Just a quick update on what's happening at the easel. It's strictly coincidence that the two paintings I've been focusing on these first days of 2011 feature chestnuts (and one dark bay!). One is fairly small, 8 x 16 oil on Raymar, and it features the boys from a couple of winters ago. The other is a bit larger, 18 x 24 oil on gallery wrap canvas, a warmblood mare and foal.
Out at the barn, I still have my token chestnut amid the bays and dark bays. Gracie is a three-year old now, and will probably go back into training in March. Maybe by then one of the mares will give us a chestnut to take the role in her absence? Hummer is in foal to Mutakddim, a chestnut...won't be long now!
2 comments:
Linda,
Obviously you don't buy into the old adage about avoiding red mares? Unfortunately for me, my chestnut TB slipped both foals and then the stallion I had a breeding back to up and died.

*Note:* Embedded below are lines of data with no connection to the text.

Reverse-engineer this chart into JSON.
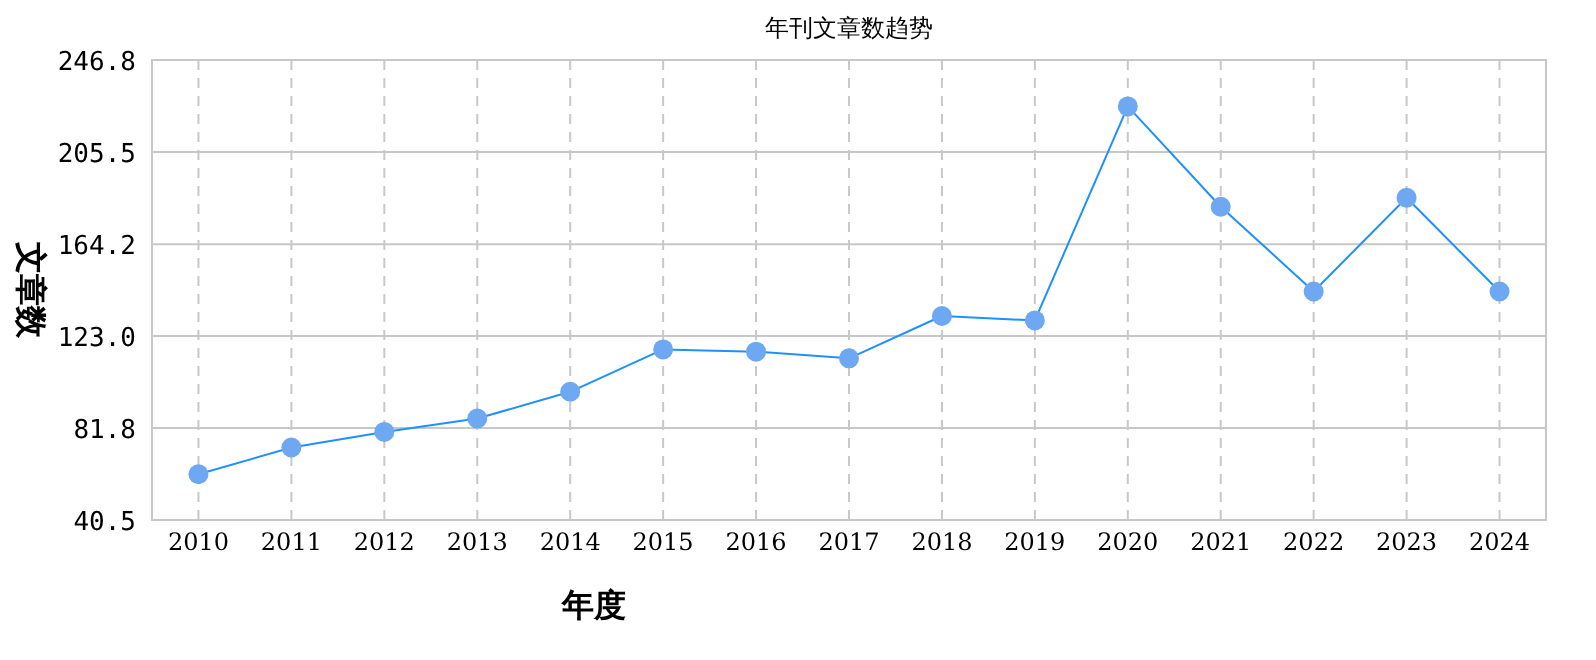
{
  "chart_data": {
    "type": "line",
    "title": "年刊文章数趋势",
    "xlabel": "年度",
    "ylabel": "文章数",
    "categories": [
      "2010",
      "2011",
      "2012",
      "2013",
      "2014",
      "2015",
      "2016",
      "2017",
      "2018",
      "2019",
      "2020",
      "2021",
      "2022",
      "2023",
      "2024"
    ],
    "series": [
      {
        "color": "#1e90ff",
        "values": [
          61,
          73,
          80,
          86,
          98,
          117,
          116,
          113,
          132,
          130,
          226,
          181,
          143,
          185,
          143
        ]
      }
    ],
    "ylim": [
      40.5,
      246.8
    ],
    "yticks": [
      {
        "value": 40.5,
        "label": "40.5"
      },
      {
        "value": 81.8,
        "label": "81.8"
      },
      {
        "value": 123.0,
        "label": "123.0"
      },
      {
        "value": 164.2,
        "label": "164.2"
      },
      {
        "value": 205.5,
        "label": "205.5"
      },
      {
        "value": 246.8,
        "label": "246.8"
      }
    ],
    "grid": true,
    "marker": "circle",
    "line_style": "solid"
  }
}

Most of my other riding horses were either deep bay or grey geldings. The only ones I had a problem with were the chestnut mares.
Oh, we're quite familiar with that one around here! My friend that trains these horses once they go to the track has had her fair share of troubles with chestnut fillies, so when two years in a row I had to break the news of these bay mares in foal to bay stallions foaling chestnut fillies, I had to laugh!
To be fair my first horse was a chestnut mare, and the sweetest thing on the planet. I've actually had far more problems with bay mares, actually! Though that could be because I've just had far more bays around!